Honestly, Hubble is old, very old. It was based on a spy satellite that the US developed in the 70s, we built 5 of them. There were essentially 5 hubbles looking down at the earth and only 1 looking up.

But those spy satellites were retired years ago, they're 4 generations old now. Since then, we've gradually launched 14 other spy sats to replace them.

All that is to say, why are we still content with our 1 ancient Hubble telescope? Clearly there is a budget for more. If the military can point 19 satellites down at the earth, surely we should be able to point 5 upward, right?

Yeah, the Hubble is struggling up there in LEO, but this isn't a hubble problem, it's a US prioritization problem. You get what you pay for, and apparently we're only willing to pay for war.

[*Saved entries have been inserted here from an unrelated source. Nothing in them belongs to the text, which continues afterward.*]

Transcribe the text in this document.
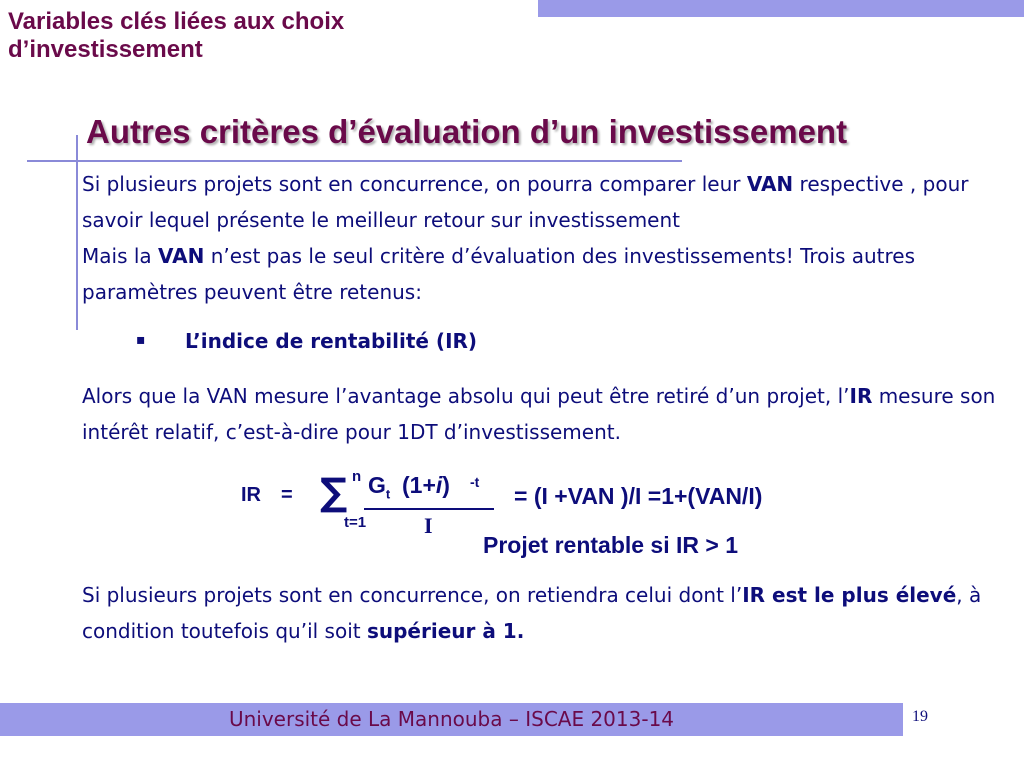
Variables clés liées aux choix
d’investissement
Autres critères d’évaluation d’un investissement
Si plusieurs projets sont en concurrence, on pourra comparer leur VAN respective , pour savoir lequel présente le meilleur retour sur investissement
Mais la VAN n’est pas le seul critère d’évaluation des investissements! Trois autres paramètres peuvent être retenus:
▪ L’indice de rentabilité (IR)
Alors que la VAN mesure l’avantage absolu qui peut être retiré d’un projet, l’IR mesure son intérêt relatif, c’est-à-dire pour 1DT d’investissement.
IR = ∑ n
t=1
$G_t$ (1+i) -t
I
= (I +VAN )/I =1+(VAN/I)
Projet rentable si IR > 1
Si plusieurs projets sont en concurrence, on retiendra celui dont l’IR est le plus élevé, à condition toutefois qu’il soit supérieur à 1.
Université de La Mannouba – ISCAE 2013-14	19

[–] bagelberger@lemmy.world 13 points 1 day ago (5 children)
[–] Cocodapuf@lemmy.world 5 points 1 day ago* (last edited 1 day ago) (1 children)

Oh absolutely! But why not more?

Why are scientists around the globe competing for small chunks of time on the jwst when we could have several more telescopes like it? Or perhaps even a few slightly less advanced telescopes. I know designing it was a huge challenge, but even with the design complete, just constructing it presented a number of serious challenges. Given that the jwst was such a complex project, I wonder if a series of telescopes with optics and instruments still significantly more modern than Hubble would still be useful to astronomers as well as much easier to produce than the jwst.

[–] filcuk@lemmy.zip 2 points 1 day ago (1 children)

Because learning about the universe is unlikely to have any short-term gains for people making budget decisions on this scale

[–] Cocodapuf@lemmy.world 2 points 1 day ago

I think that's probably right. But personally, I want more and I think it's worth caring about, worth encouraging people to think about.